One method in determining the authenticity of these pieces comes from identifying the remnants left by necrophilous, better known as corpse eating insects, and metal oxidizing bacterial colonies that thrive in the perfect micro-environment of the tombs below ground. These organisms leave behind patterned black marks along with remnants of their pupae that become mineralized and that have survived for over two thousand years!
These mineralized stains appear on the exterior surface of the artifacts and have a dendritic-like structure, branching off into many directions. Bacteria such as Metallogenium and Leptothrix discophora both feed on trace metals, mainly manganese and iron, provided by the surface water dripping into the tombs and onto the artifacts, and deposit the oxidized remains of these metals as their colonies grow. L. discophora has a more distinguished stain; rather than a simple dark charcoal colored mark, it has the appearance of a polished surface. Using a digital microscope, I was able to located these patterns on many of the West Mexican House models in the Library of Congress collections.

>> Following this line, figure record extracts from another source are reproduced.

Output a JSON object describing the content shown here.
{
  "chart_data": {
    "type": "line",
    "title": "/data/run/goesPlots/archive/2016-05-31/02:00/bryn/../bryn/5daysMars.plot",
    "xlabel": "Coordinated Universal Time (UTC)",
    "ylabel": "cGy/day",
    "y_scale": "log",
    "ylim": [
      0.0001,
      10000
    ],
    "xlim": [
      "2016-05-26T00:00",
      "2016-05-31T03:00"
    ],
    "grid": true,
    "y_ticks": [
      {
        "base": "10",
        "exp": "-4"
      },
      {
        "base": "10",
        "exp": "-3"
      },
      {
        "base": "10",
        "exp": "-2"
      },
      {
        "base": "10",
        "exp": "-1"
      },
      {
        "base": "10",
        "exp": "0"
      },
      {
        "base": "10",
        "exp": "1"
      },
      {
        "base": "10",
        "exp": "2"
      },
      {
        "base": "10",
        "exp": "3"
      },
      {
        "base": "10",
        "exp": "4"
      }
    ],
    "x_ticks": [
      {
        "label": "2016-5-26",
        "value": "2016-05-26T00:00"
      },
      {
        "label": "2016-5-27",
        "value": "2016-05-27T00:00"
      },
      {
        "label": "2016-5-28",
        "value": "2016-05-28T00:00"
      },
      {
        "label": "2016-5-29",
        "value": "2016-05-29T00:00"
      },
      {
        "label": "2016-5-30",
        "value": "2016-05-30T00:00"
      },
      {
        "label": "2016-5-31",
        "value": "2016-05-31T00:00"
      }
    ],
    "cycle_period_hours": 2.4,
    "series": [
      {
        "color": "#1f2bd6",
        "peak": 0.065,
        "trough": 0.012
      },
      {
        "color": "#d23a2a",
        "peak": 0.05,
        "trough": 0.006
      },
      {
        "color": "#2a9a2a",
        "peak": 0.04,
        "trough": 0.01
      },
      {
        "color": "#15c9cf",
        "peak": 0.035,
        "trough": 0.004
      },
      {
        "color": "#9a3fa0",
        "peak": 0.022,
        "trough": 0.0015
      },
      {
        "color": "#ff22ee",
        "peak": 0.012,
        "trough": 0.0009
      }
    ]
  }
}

We now live in such a promising time with technology allowing us to uncover many hidden secrets that could not have been revealed or accurately studied just 20 years ago! In the past few decades, a strong movement in applying nondestructive methods and imaging has yielded important results in archaeology and other forensic sciences. The digital imaging and microscope work I am doing here will serve as a basis for research to actually identify the composition of the stains on the West Mexican artifacts in the near future.

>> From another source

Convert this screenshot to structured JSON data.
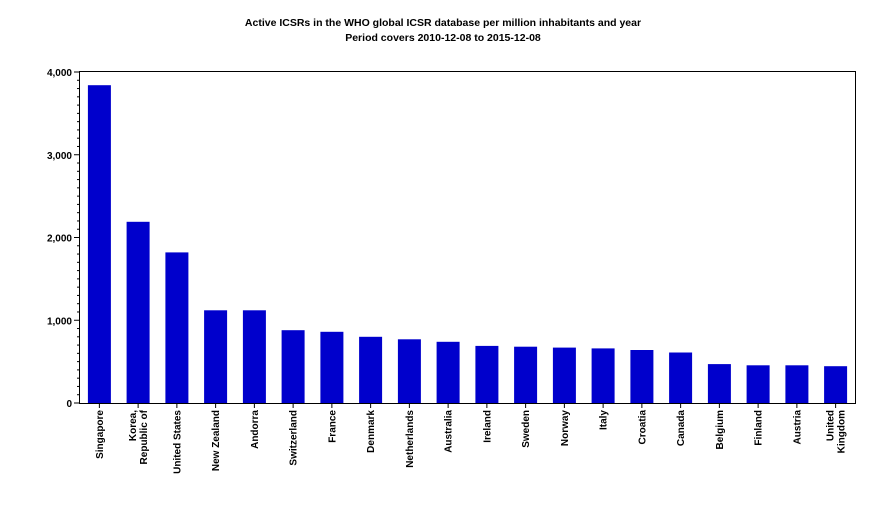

Working at the Library of Congress has fostered my drive to continue serving my community by applying new technology and the sciences as an Archaeological Research Fellow. Throughout my initial few weeks here, the ability to collaborate with such an influential community has broadened my perspective and knowledge within and outside of my field, through meeting other scholars, researchers and curators. As an anthropologist, to know these archaeological artifacts that I hold in my hands were once held over 2,000 years ago, fills me with wonder. As a biological researcher, I can’t help but be amazed at the resilience of puparial remnants, mineralized in the deep past, and waiting to be appreciated 2,000 years later!